One of the things I found most fascinating about my trip was the number of completely new pasta shapes I discovered. Over the course of the two days I spent there I was able to eat my way through about four types of pasta, and learn about a few more on top of that. And one of the highlights of the trip was the chance to see the making of filindeu, a type of hand stretched noodle that is only made in the small village of Nuoro. (Luckily this was a demonstration, so no words were involved. )
Filindeu, as you can see from the video below, is made by continuously pulling the pasta dough until it forms thin strands. These are then laid on a round disk, in three layers, and dried in the sun. The crisp, thin noodles are then broken up and added to lamb broth to celebrate the feast day of San Francesco.
The other dishes I had were the intricately braided lorighittas, which were served with a sauce made of bottarga, cardoons and dried tomatoes (and, I am pretty sure, a totally untraditional pour of heavy cream); fregola with seafood and bottarga and teeny tiny cicioneddos made with a pesto of olives and tuna.
After this trip I pretty much decided everything tastes better with bottarga on it.
The only recipe I was able to come away with was the pesto, which was given to me by chef Luigi Pomata. He served it with cicioneddos which, as far as I can tell, are the miniature version of the more commonly known as malloreddus.
But I was also able to make a short film showing you the amazing skill involved in making filindeu. I added the soundtrack because, well, there were no words were said. Or needed, actually.
Lorighittas pasta with bottarga, cardoons and dried tomatoes
Fregola with bottarga, clams and baby artichokes.
Cicioneddos with Olive and Tuna Pesto
pasta with olive and tuna pesto
I had this pesto served on top of a small Sardinian pasta called cicioneddos, which is a form of malloreddus. Any sort of compact, handmade pasta would be fine. Even orecchiette.

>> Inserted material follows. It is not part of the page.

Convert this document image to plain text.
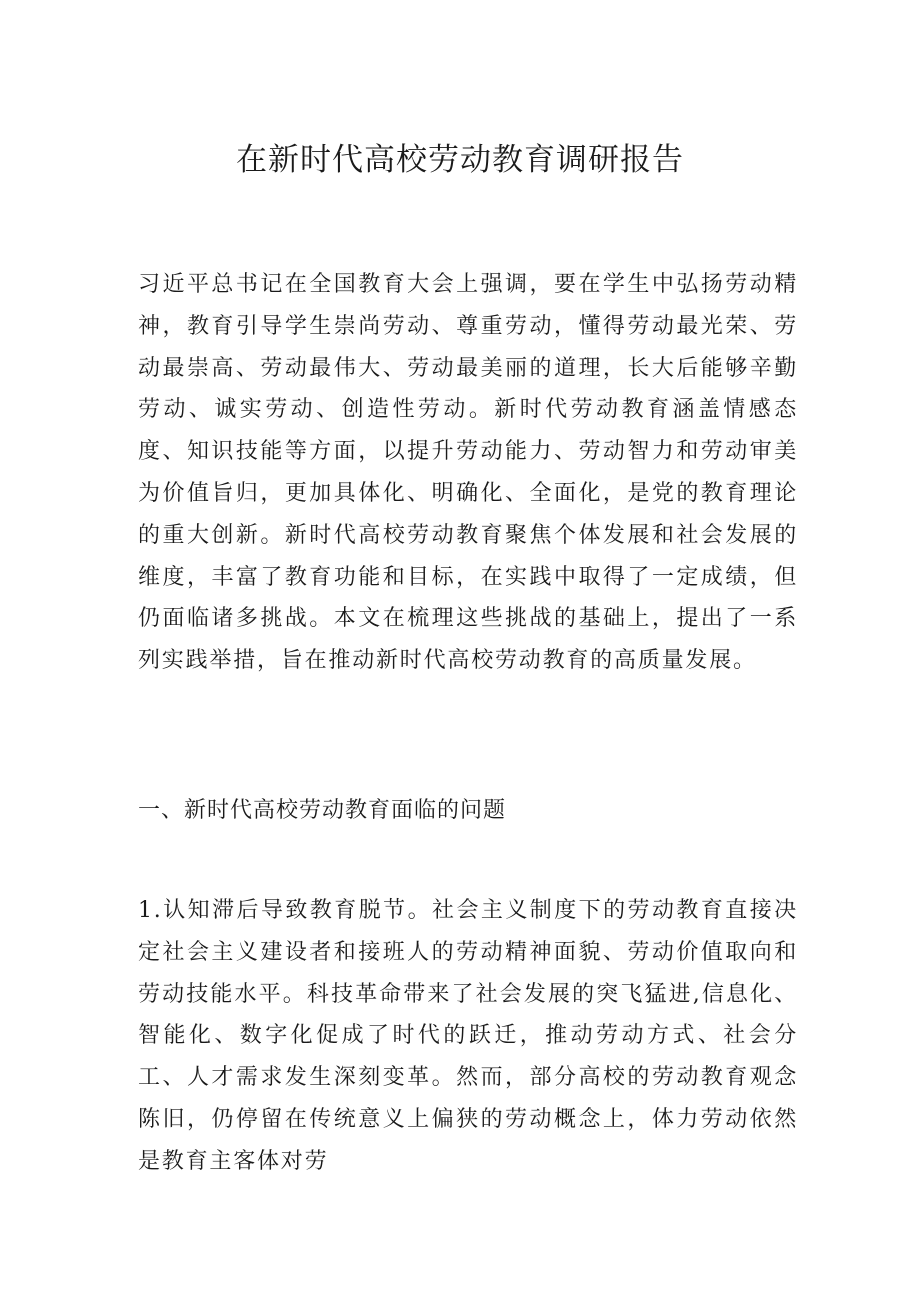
在新时代高校劳动教育调研报告

习近平总书记在全国教育大会上强调，要在学生中弘扬劳动精神，教育引导学生崇尚劳动、尊重劳动，懂得劳动最光荣、劳动最崇高、劳动最伟大、劳动最美丽的道理，长大后能够辛勤劳动、诚实劳动、创造性劳动。新时代劳动教育涵盖情感态度、知识技能等方面，以提升劳动能力、劳动智力和劳动审美为价值旨归，更加具体化、明确化、全面化，是党的教育理论的重大创新。新时代高校劳动教育聚焦个体发展和社会发展的维度，丰富了教育功能和目标，在实践中取得了一定成绩，但仍面临诸多挑战。本文在梳理这些挑战的基础上，提出了一系列实践举措，旨在推动新时代高校劳动教育的高质量发展。

一、新时代高校劳动教育面临的问题

1.认知滞后导致教育脱节。社会主义制度下的劳动教育直接决定社会主义建设者和接班人的劳动精神面貌、劳动价值取向和劳动技能水平。科技革命带来了社会发展的突飞猛进,信息化、智能化、数字化促成了时代的跃迁，推动劳动方式、社会分工、人才需求发生深刻变革。然而，部分高校的劳动教育观念陈旧，仍停留在传统意义上偏狭的劳动概念上，体力劳动依然是教育主客体对劳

- 400 grams cicioneddos (or malloreddus)
- 70 grams fresh pecorino sardo, grated.
- grated rind of one lemon
- 80 grams / 1/3 cup green olives, pitted
- 80 grams / 1/3 cup black olives, pitted
- 50 grams / 1/4 cup capers
- 75 grams / 5 tablespoons butter
- 75 grams / 5 tablespoons olive oil
- 150 grams good quality tuna, packed in olive oil
- Roughly chop the olives and the capers. Melt the butter and add the olive oil. Mix the fats with the chopped ingredients, along with the tuna.
- Cook the pasta in boiled, salted water. When done, drain, and toss with the pesto, adding the lemon rind and the grated cheese.
I attended the Porto Cervo Food Festival as the guest of Starwood Hotel and Resorts, who manage the Cervo Hotel where I stayed (as well as the three other properties nearby: Cala di Volpe, Pitrizza and Romanzzino). The entire weekend, including meals at Pomodoro, La Pergola, Il Pescatore and Pitrizza Restaurant were paid for by them.
Since I’m sure many of you will write to ask me where to get these pasta shapes, here are a couple of sources for fregola and malloreddus (the closest I could find to cicioneddos) at Amazon.
This Italian site says they will deliver Lorighittas to your door.
And if you would like to buy some filindeu, I’m afraid you’re going to have to visit Sardinia. There is a festival that goes on in the fall, Autunno in Barbagia, which focusses on the small hill towns of the wonderful and wild Barbargia region, where food products like filindeu are still made by hand. I’m hoping to get back there in the next month or so.